While the recent monthly Consumer Price Index (CPI) indicated a cooling in inflation, it has not altered the current outlook for the AUD, as the RBA has signaled that it will prioritize trimmed mean inflation, which remains above the target range 2%-3%. The RBA is not anticipated to cut rates before February 2025, as it seeks a more sustained decline in inflation. Nevertheless, with real interest rates in Australia among the highest in major developed markets and the RBA remaining one of the most hawkish central banks (excluding Japan), the AUD is expected to maintain its support into the fourth quarter. Overall, considering the stimulus plans from China and the RBA’s hawkish position, the AUD may continue to appreciate, provided there are no negative developments from domestic sources or China.
JPY: New Prime Minister
The yen's gradual strengthening is progressing in the right direction but at a slower pace than market expectations, largely due to the ongoing expansion in the U.S. economy and the reduced likelihood of an imminent recession. A rapid yen appreciation would undermine the Bank of Japan's (BoJ) goal of achieving sustained positive inflation. BoJ Governor Kazuo Ueda recently reiterated that the bank is in no rush to raise rates and will take time to assess domestic developments, which contributed to pushing USD/JPY higher. This aligns with his previous dovish comments, indicating that upside risks to inflation are easing, reducing speculation of a rate hike at the upcoming 31 October BoJ meeting. Absent any major surprises in U.S. data, the likelihood of USD/JPY dropping below 140 in the near term appears low. Instead, with a gradual Fed recalibration and the BoJ likely tightening only in 2025, USD/JPY may rise in the short term.
In addition, Shigeru Ishiba has won the LDP leadership race and will become Japan’s next prime minister, which is positive news for yen bulls. Ishiba, known for supporting continued BoJ rate hikes, could further bolster expectations for a stronger yen.
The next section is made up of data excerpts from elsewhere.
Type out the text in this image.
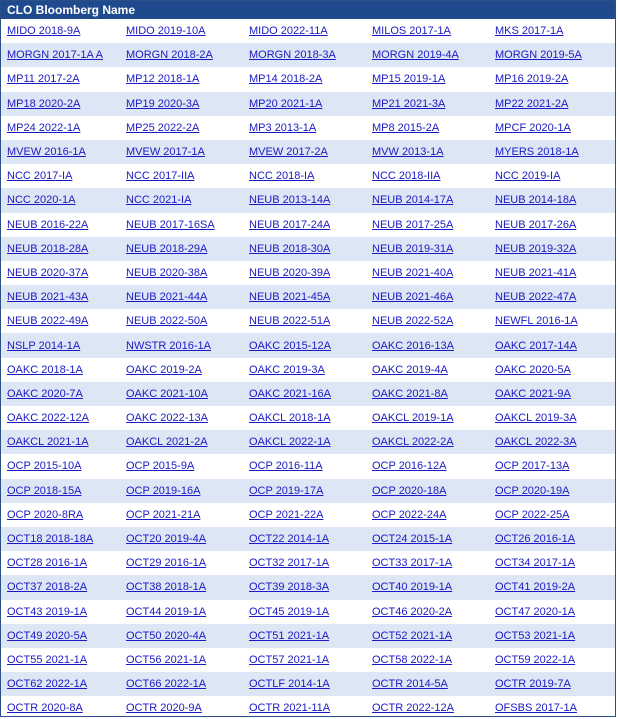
CLO Bloomberg Name
MIDO 2018-9A	MIDO 2019-10A	MIDO 2022-11A	MILOS 2017-1A	MKS 2017-1A
MORGN 2017-1A A	MORGN 2018-2A	MORGN 2018-3A	MORGN 2019-4A	MORGN 2019-5A
MP11 2017-2A	MP12 2018-1A	MP14 2018-2A	MP15 2019-1A	MP16 2019-2A
MP18 2020-2A	MP19 2020-3A	MP20 2021-1A	MP21 2021-3A	MP22 2021-2A
MP24 2022-1A	MP25 2022-2A	MP3 2013-1A	MP8 2015-2A	MPCF 2020-1A
MVEW 2016-1A	MVEW 2017-1A	MVEW 2017-2A	MVW 2013-1A	MYERS 2018-1A
NCC 2017-IA	NCC 2017-IIA	NCC 2018-IA	NCC 2018-IIA	NCC 2019-IA
NCC 2020-1A	NCC 2021-IA	NEUB 2013-14A	NEUB 2014-17A	NEUB 2014-18A
NEUB 2016-22A	NEUB 2017-16SA	NEUB 2017-24A	NEUB 2017-25A	NEUB 2017-26A
NEUB 2018-28A	NEUB 2018-29A	NEUB 2018-30A	NEUB 2019-31A	NEUB 2019-32A
NEUB 2020-37A	NEUB 2020-38A	NEUB 2020-39A	NEUB 2021-40A	NEUB 2021-41A
NEUB 2021-43A	NEUB 2021-44A	NEUB 2021-45A	NEUB 2021-46A	NEUB 2022-47A
NEUB 2022-49A	NEUB 2022-50A	NEUB 2022-51A	NEUB 2022-52A	NEWFL 2016-1A
NSLP 2014-1A	NWSTR 2016-1A	OAKC 2015-12A	OAKC 2016-13A	OAKC 2017-14A
OAKC 2018-1A	OAKC 2019-2A	OAKC 2019-3A	OAKC 2019-4A	OAKC 2020-5A
OAKC 2020-7A	OAKC 2021-10A	OAKC 2021-16A	OAKC 2021-8A	OAKC 2021-9A
OAKC 2022-12A	OAKC 2022-13A	OAKCL 2018-1A	OAKCL 2019-1A	OAKCL 2019-3A
OAKCL 2021-1A	OAKCL 2021-2A	OAKCL 2022-1A	OAKCL 2022-2A	OAKCL 2022-3A
OCP 2015-10A	OCP 2015-9A	OCP 2016-11A	OCP 2016-12A	OCP 2017-13A
OCP 2018-15A	OCP 2019-16A	OCP 2019-17A	OCP 2020-18A	OCP 2020-19A
OCP 2020-8RA	OCP 2021-21A	OCP 2021-22A	OCP 2022-24A	OCP 2022-25A
OCT18 2018-18A	OCT20 2019-4A	OCT22 2014-1A	OCT24 2015-1A	OCT26 2016-1A
OCT28 2016-1A	OCT29 2016-1A	OCT32 2017-1A	OCT33 2017-1A	OCT34 2017-1A
OCT37 2018-2A	OCT38 2018-1A	OCT39 2018-3A	OCT40 2019-1A	OCT41 2019-2A
OCT43 2019-1A	OCT44 2019-1A	OCT45 2019-1A	OCT46 2020-2A	OCT47 2020-1A
OCT49 2020-5A	OCT50 2020-4A	OCT51 2021-1A	OCT52 2021-1A	OCT53 2021-1A
OCT55 2021-1A	OCT56 2021-1A	OCT57 2021-1A	OCT58 2022-1A	OCT59 2022-1A
OCT62 2022-1A	OCT66 2022-1A	OCTLF 2014-1A	OCTR 2014-5A	OCTR 2019-7A
OCTR 2020-8A	OCTR 2020-9A	OCTR 2021-11A	OCTR 2022-12A	OFSBS 2017-1A
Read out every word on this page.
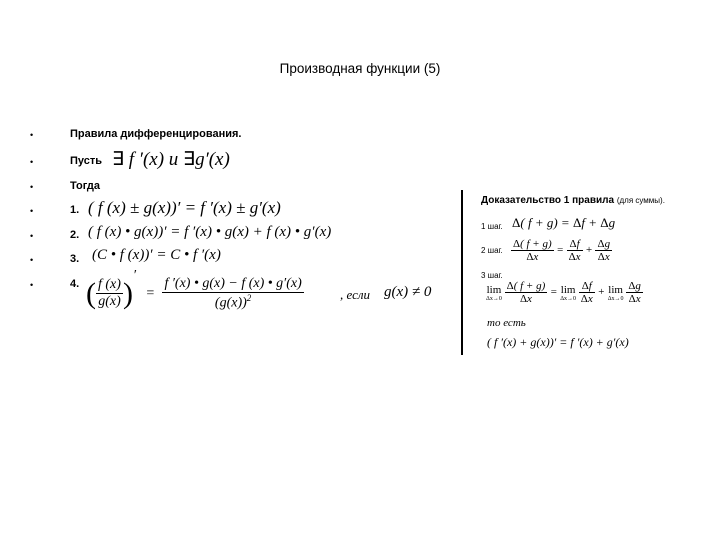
Производная функции (5)
•
•
•
•
•
•
•
Правила дифференцирования.
Пусть ∃ f ′(x) и ∃g′(x)
Тогда
1. ( f (x) ± g(x))′ = f ′(x) ± g′(x)
2. ( f (x) • g(x))′ = f ′(x) • g(x) + f (x) • g′(x)
3. (C • f (x))′ = C • f ′(x)
4. ( $\frac{f (x)}{g(x)}$ )′ = $\frac{f '(x) • g(x) - f (x) • g'(x)}{(g(x))^2}$	, если g(x) ≠ 0
Доказательство 1 правила (для суммы).
1 шаг. Δ( f + g) = Δf + Δg
2 шаг. $\frac{\Delta( f + g)}{\Delta x} = \frac{\Delta f}{\Delta x} + \frac{\Delta g}{\Delta x}$
3 шаг.
lim
Δx→0
$\frac{\Delta( f + g)}{\Delta x} = \lim$
Δx→0
$\frac{\Delta f}{\Delta x} + \lim$
Δx→0
$\frac{\Delta g}{\Delta x}$
то есть
( f ′(x) + g(x))′ = f ′(x) + g′(x)
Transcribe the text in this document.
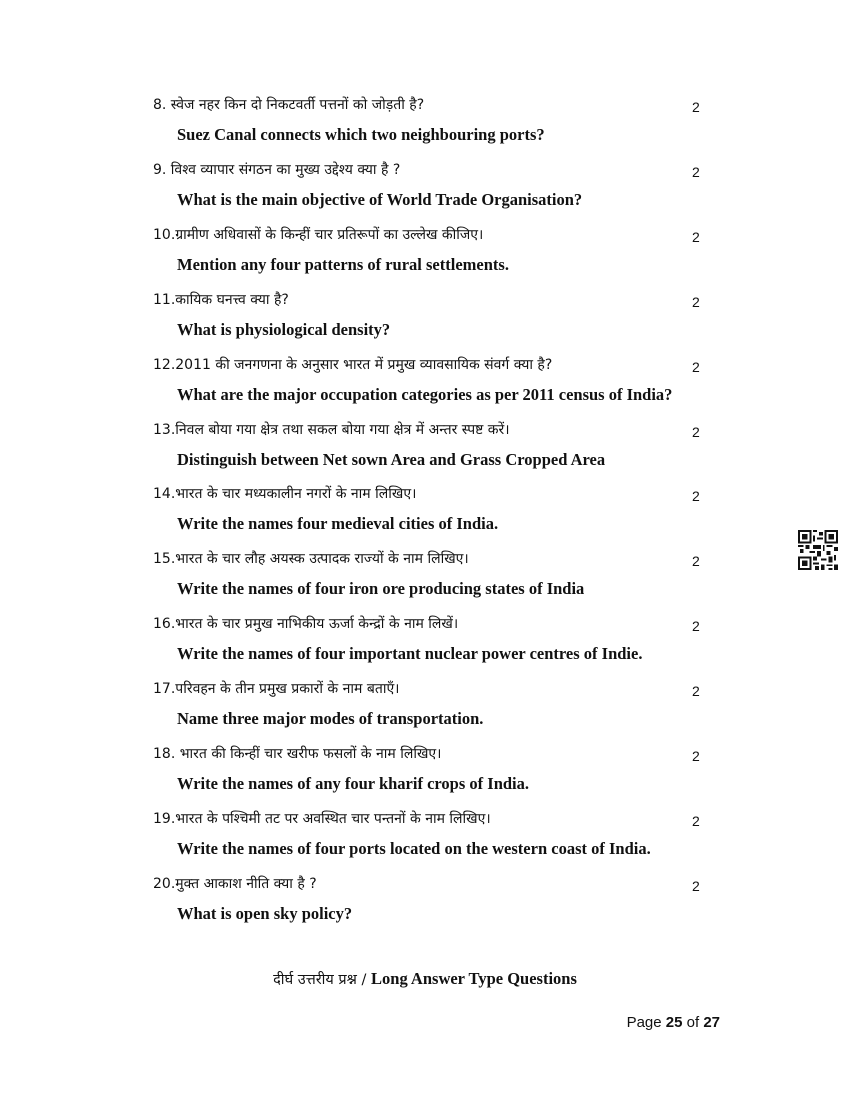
8. स्वेज नहर किन दो निकटवर्ती पत्तनों को जोड़ती है?	2
Suez Canal connects which two neighbouring ports?
9. विश्व व्यापार संगठन का मुख्य उद्देश्य क्या है ?	2
What is the main objective of World Trade Organisation?
10.ग्रामीण अधिवासों के किन्हीं चार प्रतिरूपों का उल्लेख कीजिए।	2
Mention any four patterns of rural settlements.
11.कायिक घनत्त्व क्या है?	2
What is physiological density?
12.2011 की जनगणना के अनुसार भारत में प्रमुख व्यावसायिक संवर्ग क्या है?	2
What are the major occupation categories as per 2011 census of India?
13.निवल बोया गया क्षेत्र तथा सकल बोया गया क्षेत्र में अन्तर स्पष्ट करें।	2
Distinguish between Net sown Area and Grass Cropped Area
14.भारत के चार मध्यकालीन नगरों के नाम लिखिए।	2
Write the names four medieval cities of India.
15.भारत के चार लौह अयस्क उत्पादक राज्यों के नाम लिखिए।	2
Write the names of four iron ore producing states of India
16.भारत के चार प्रमुख नाभिकीय ऊर्जा केन्द्रों के नाम लिखें।	2
Write the names of four important nuclear power centres of Indie.
17.परिवहन के तीन प्रमुख प्रकारों के नाम बताएँ।	2
Name three major modes of transportation.
18. भारत की किन्हीं चार खरीफ फसलों के नाम लिखिए।	2
Write the names of any four kharif crops of India.
19.भारत के पश्चिमी तट पर अवस्थित चार पन्तनों के नाम लिखिए।	2
Write the names of four ports located on the western coast of India.
20.मुक्त आकाश नीति क्या है ?	2
What is open sky policy?
दीर्घ उत्तरीय प्रश्न / Long Answer Type Questions
Page 25 of 27
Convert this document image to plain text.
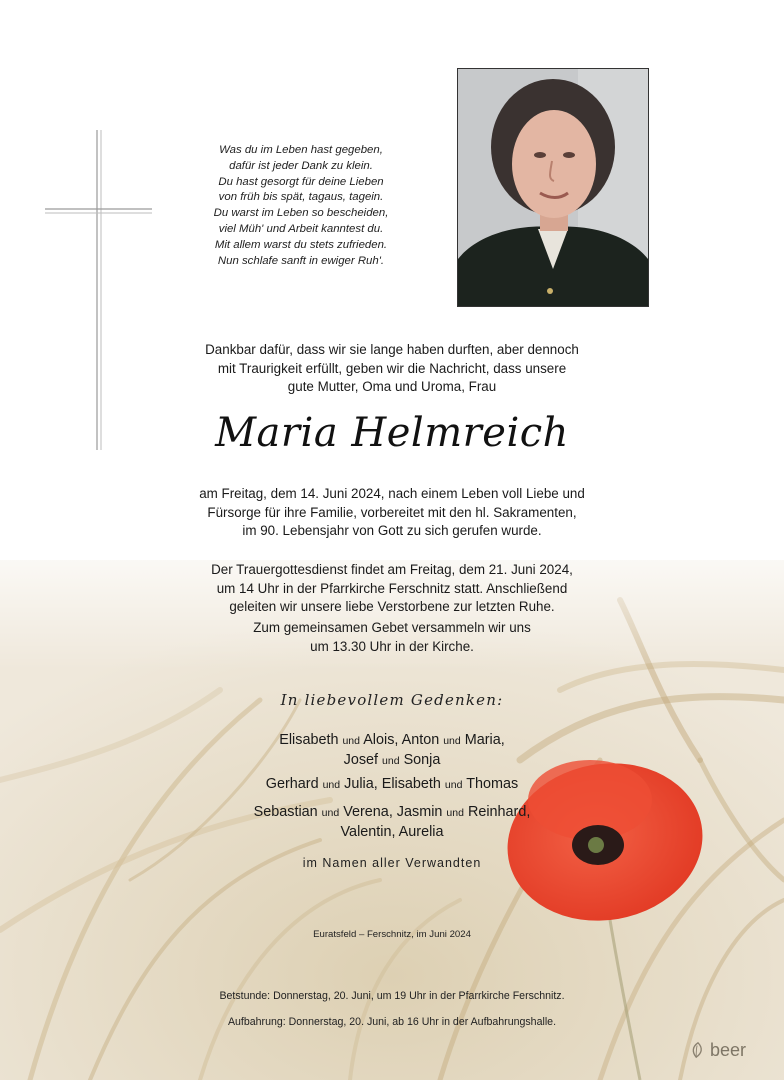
Was du im Leben hast gegeben,
dafür ist jeder Dank zu klein.
Du hast gesorgt für deine Lieben
von früh bis spät, tagaus, tagein.
Du warst im Leben so bescheiden,
viel Müh' und Arbeit kanntest du.
Mit allem warst du stets zufrieden.
Nun schlafe sanft in ewiger Ruh'.
Dankbar dafür, dass wir sie lange haben durften, aber dennoch
mit Traurigkeit erfüllt, geben wir die Nachricht, dass unsere
gute Mutter, Oma und Uroma, Frau
Maria Helmreich
am Freitag, dem 14. Juni 2024, nach einem Leben voll Liebe und
Fürsorge für ihre Familie, vorbereitet mit den hl. Sakramenten,
im 90. Lebensjahr von Gott zu sich gerufen wurde.
Der Trauergottesdienst findet am Freitag, dem 21. Juni 2024,
um 14 Uhr in der Pfarrkirche Ferschnitz statt. Anschließend
geleiten wir unsere liebe Verstorbene zur letzten Ruhe.
Zum gemeinsamen Gebet versammeln wir uns
um 13.30 Uhr in der Kirche.
In liebevollem Gedenken:
Elisabeth und Alois, Anton und Maria,
Josef und Sonja
Gerhard und Julia, Elisabeth und Thomas
Sebastian und Verena, Jasmin und Reinhard,
Valentin, Aurelia
im Namen aller Verwandten
Euratsfeld – Ferschnitz, im Juni 2024
Betstunde: Donnerstag, 20. Juni, um 19 Uhr in der Pfarrkirche Ferschnitz.
Aufbahrung: Donnerstag, 20. Juni, ab 16 Uhr in der Aufbahrungshalle.
beer
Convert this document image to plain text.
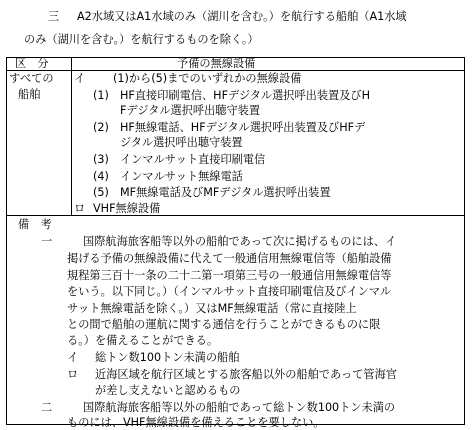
三 A2水域又はA1水域のみ（湖川を含む。）を航行する船舶（A1水域
のみ（湖川を含む。）を航行するものを除く。）
区　分	予備の無線設備
すべての
船舶
イ (1)から(5)までのいずれかの無線設備
(1) HF直接印刷電信、HFデジタル選択呼出装置及びH
Fデジタル選択呼出聴守装置
(2) HF無線電話、HFデジタル選択呼出装置及びHFデ
ジタル選択呼出聴守装置
(3) インマルサット直接印刷電信
(4) インマルサット無線電話
(5) MF無線電話及びMFデジタル選択呼出装置
ロ VHF無線設備
備　考
一	国際航海旅客船等以外の船舶であって次に掲げるものには、イ
掲げる予備の無線設備に代えて一般通信用無線電信等（船舶設備
規程第三百十一条の二十二第一項第三号の一般通信用無線電信等
をいう。以下同じ。）（インマルサット直接印刷電信及びインマル
サット無線電話を除く。）又はMF無線電話（常に直接陸上
との間で船舶の運航に関する通信を行うことができるものに限
る。）を備えることができる。
イ 総トン数100トン未満の船舶
ロ 近海区域を航行区域とする旅客船以外の船舶であって管海官
が差し支えないと認めるもの
二	国際航海旅客船等以外の船舶であって総トン数100トン未満の
ものには、VHF無線設備を備えることを要しない。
However, given Ueda’s recent comments that a near-term hike is unlikely, the bullish momentum for the yen from this political shift may be short-lived.
Looking ahead, Japan's Tankan survey, industrial production, and retail sales data will be crucial for the yen, potentially indicating that the economy is not yet ready for further rate hikes. However, the most important driver for the yen in the coming week will be U.S. economic data, particularly labor market figures. Strong U.S. data could reduce expectations of steep Fed rate cuts, weighing on the yen. Investors should also keep an eye on U.S. presidential election opinion polls, as a surge in Kamala Harris' odds could also support a USD/JPY bounce.